New trial attempts to re-infect COVID-19 survivors
British scientists on Monday launched a trial that will deliberately re-expose COVID-19 survivors to the coronavirus to examine their immune responses and see if they become re-infected. The information from the so-called challenge trial “will allow us to design better vaccines and treatments, and also to understand if people are protected after having COVID, and for how long,” said study leader Helen McShane of the University of Oxford. The first stage of the trial will seek to establish the lowest dose of the coronavirus needed in order for it to start replicating in about 50% of the volunteers, while producing few to no symptoms. A second phase will infect different volunteers with that standard dose. Everyone will quarantine for at least 17 days, and anyone who develops symptoms will receive a monoclonal antibody treatment manufactured by Regeneron Pharmaceuticals Inc. Researchers leading a separate UK study are administering the virus to volunteers who were not previously infected. “These challenge studies… will significantly improve our understanding of the dynamics of virus infection and of the immune response, as well as provide valuable information to help with the on-going design of vaccines and the development of anti-viral therapies,” Lawrence Young, a virologist at Warwick Medical School in the UK, said in a statement.

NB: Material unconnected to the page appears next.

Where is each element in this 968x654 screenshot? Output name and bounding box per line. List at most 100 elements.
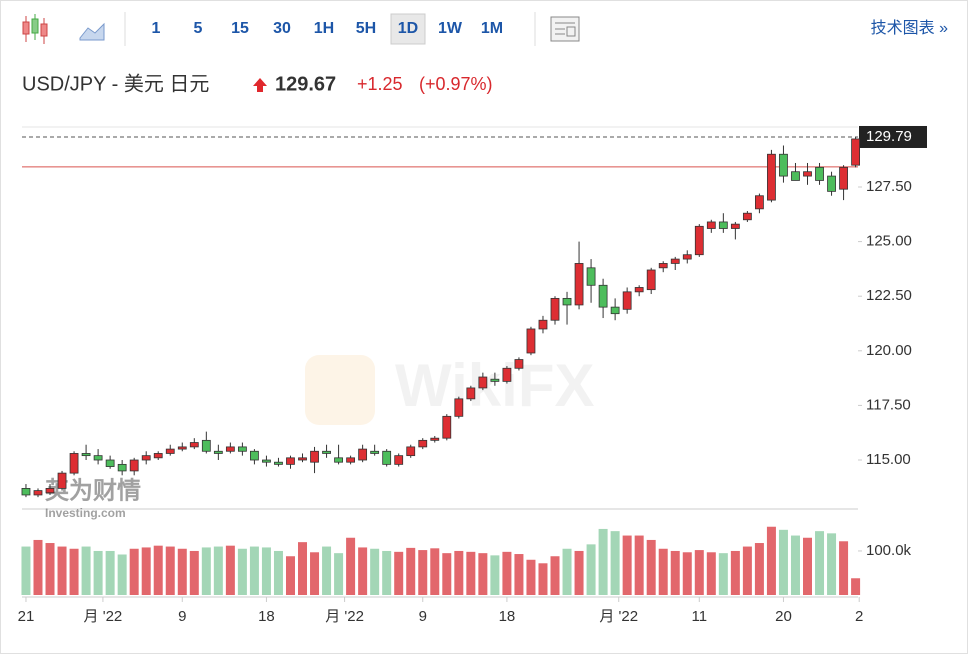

Low interferon levels drive weak response to the virus
People who become critically ill with COVID-19 appear to have lower-than-average levels of inflammatory proteins called interferons, and a new study helps explain why low interferon levels would matter. Researchers identified 65 genes that are triggered into action by interferons – including some that inhibit the ability of the virus to enter cells and others that suppress manufacture of the virus’ genetic material or inhibit its ability to assemble itself – part of the virus replication process. Eight of the “interferon-stimulated genes” act not only against the SARS-CoV-2 virus that causes COVID-19 but also against the SARS-CoV-1 virus that caused the 2003 SARS outbreak, the researchers reported in Molecular Cell. “The interferon response to SARS-CoV-2 infection relies on a limited subset of … genes that govern a diverse set of cellular functions,” the researchers said. “We wanted to gain a better understanding of the cellular response to SARS-CoV-2, including what drives a strong or weak response to infection,” coauthor Sumit Chanda of Sanford Burnham Prebys in La Jolla, California said in a statement. “We’ve gained new insights into how the virus exploits the human cells it invades, but we are still searching for its Achilles heel.”